Request this document from your NVIDIA Sales Representative.

## Boot and Attestation

It is important to be confident in the integrity of the firmware and
software running on a compute node. This is foundational to having
secure infrastructure. The cloud operator should take a zero-trust
approach on the infrastructure and implement a secure and measured boot
solution that can attest to its state. This process should apply to
every processor running an OS in the data center. This includes BMCs,
DPUs, and Host Processors (x86 or ARM). A secure multi-tenant AI
infrastructure should implement secure boot, cleanup, and attestation
methods.

### Secure Boot

Secure Boot is the process that guarantees that privileged software that
is loaded has been signed by a trusted vendor or operator. This is done
by creating a chain of trust from one verified software entity to the
next.

![Secure Boot Stages](https://files.buildwithfern.com/nvidia-dsx.docs.buildwithfern.com/dsx/a9c92a2573242df97038e0fdf111c93add5b976f299c6b17f0200cbcf5a9cd51/_dot_dot_/docs/guides/ncp-software-reference-guide/assets/images/ncp-srg-secure-boot-stages.png)

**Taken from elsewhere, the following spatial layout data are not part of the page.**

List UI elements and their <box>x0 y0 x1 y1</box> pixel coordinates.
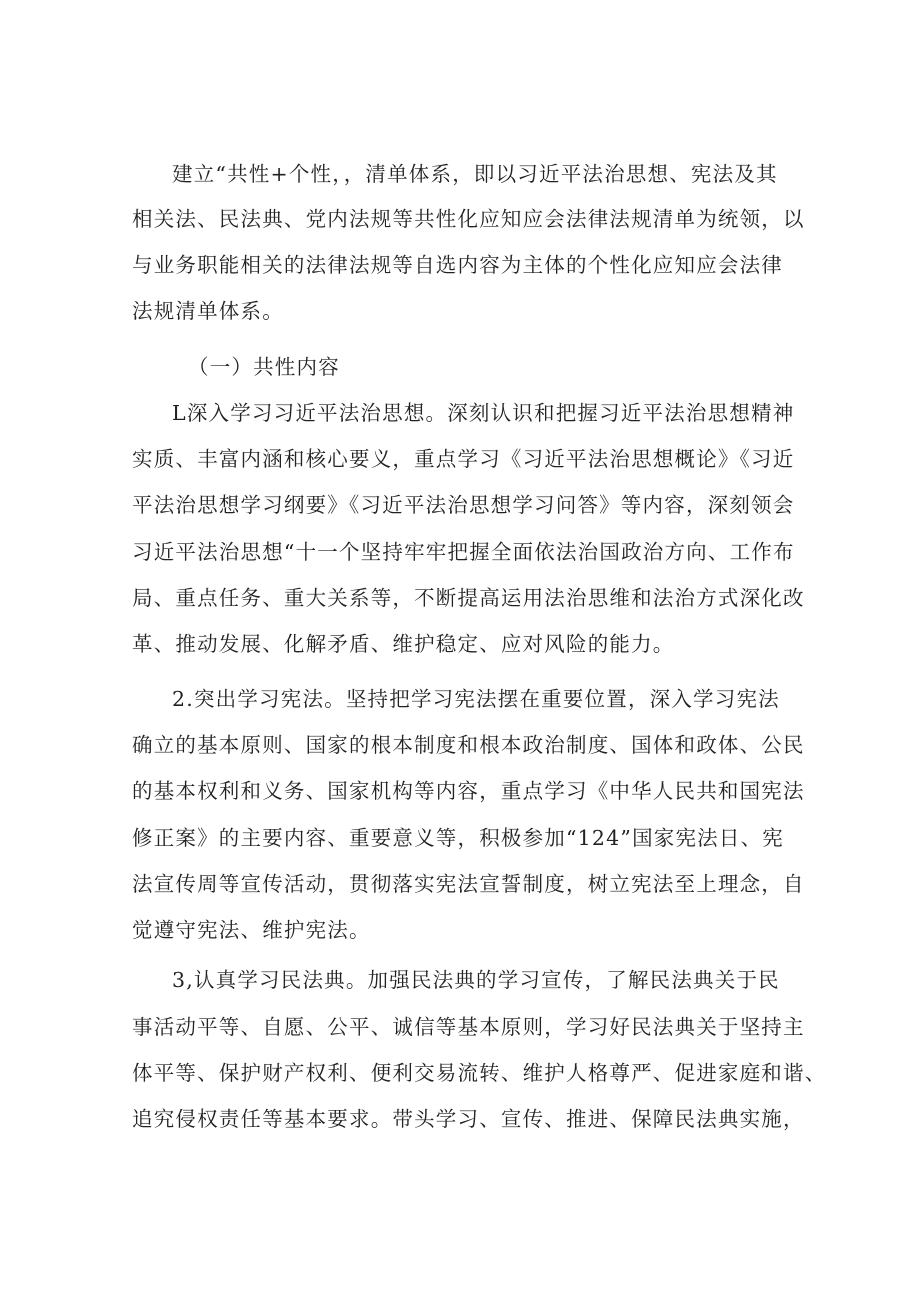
intro-line-3: 与业务职能相关的法律法规等自选内容为主体的个性化应知应会法律 <box>132 253 783 277</box>
item-2-line-4: 修正案》的主要内容、重要意义等，积极参加“124”国家宪法日、宪 <box>132 826 784 850</box>
item-2-line-6: 觉遵守宪法、维护宪法。 <box>132 918 371 942</box>
intro-line-1: 建立“共性+个性，，清单体系，即以习近平法治思想、宪法及其 <box>172 162 778 186</box>
intro-line-2: 相关法、民法典、党内法规等共性化应知应会法律法规清单为统领，以 <box>132 207 805 231</box>
item-2-line-3: 的基本权利和义务、国家机构等内容，重点学习《中华人民共和国宪法 <box>132 779 805 803</box>
item-2-line-5: 法宣传周等宣传活动，贯彻落实宪法宣誓制度，树立宪法至上理念，自 <box>132 872 805 896</box>
item-1-line-2: 实质、丰富内涵和核心要义，重点学习《习近平法治思想概论》《习近 <box>132 447 795 471</box>
item-1-line-4: 习近平法治思想“十一个坚持牢牢把握全面依法治国政治方向、工作布 <box>132 540 795 564</box>
item-2-line-2: 确立的基本原则、国家的根本制度和根本政治制度、国体和政体、公民 <box>132 733 805 757</box>
item-3-line-2: 事活动平等、自愿、公平、诚信等基本原则，学习好民法典关于坚持主 <box>132 1015 805 1039</box>
item-3-line-4: 追究侵权责任等基本要求。带头学习、宣传、推进、保障民法典实施， <box>132 1107 805 1131</box>
item-3-line-3: 体平等、保护财产权利、便利交易流转、维护人格尊严、促进家庭和谐、 <box>132 1061 827 1085</box>
intro-line-4: 法规清单体系。 <box>132 299 284 323</box>
section-heading: （一）共性内容 <box>188 355 340 379</box>
item-1-line-1: L深入学习习近平法治思想。深刻认识和把握习近平法治思想精神 <box>172 401 795 425</box>
item-3-line-1: 3,认真学习民法典。加强民法典的学习宣传，了解民法典关于民 <box>172 968 780 992</box>
item-1-line-5: 局、重点任务、重大关系等，不断提高运用法治思维和法治方式深化改 <box>132 586 805 610</box>
item-1-line-6: 革、推动发展、化解矛盾、维护稳定、应对风险的能力。 <box>132 632 675 656</box>
item-2-line-1: 2.突出学习宪法。坚持把学习宪法摆在重要位置，深入学习宪法 <box>172 687 780 711</box>
item-1-line-3: 平法治思想学习纲要》《习近平法治思想学习问答》等内容，深刻领会 <box>132 493 795 517</box>
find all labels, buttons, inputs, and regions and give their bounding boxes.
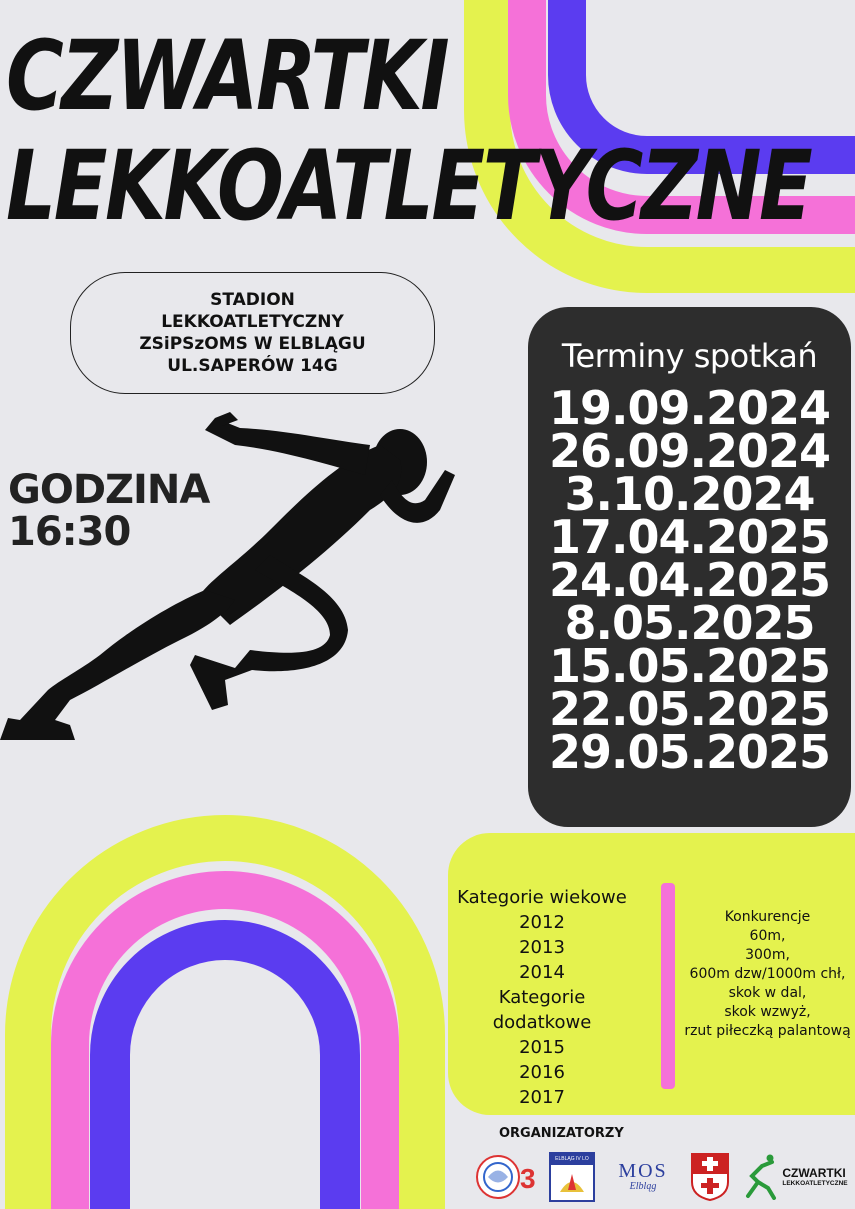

This chain can continue to grow the stack as much as the operator
wishes. At the end of this process, only trusted code signed by allowed
agents has been loaded.

### Measured Boot

Measured Boot is designed to provide a path to detect the case where the
secure boot policies or signing keys get compromised. Thus, it does not
prevent bad things from happening but rather provides an audit trail
of what has been loaded and run. This is created by not only validating
the signatures at each stage shown above, but also by generating a hash
— called a digest — of the entire binary image being loaded and storing
(extending) that digest into a platform component called a TPM, or
Trusted Platform Module. This trail now allows the control plane to be
able to verify that the processor did load the expected sequence of
software.

### Remote Attestation

The process of validating that the correct software was loaded is called
remote attestation. A part of the cloud control plane, the attestation
service, should ask each host TPM for the current measurements. This
includes a challenge value called a nonce to be sure the response is not
spoofed. Without going into the detailed cryptographic handshakes, the
TPM responds to the attestation service, which acts as the verifier to
confirm the TPM responded correctly and that all measurements were done
using the appropriate keys and certificates and match golden values.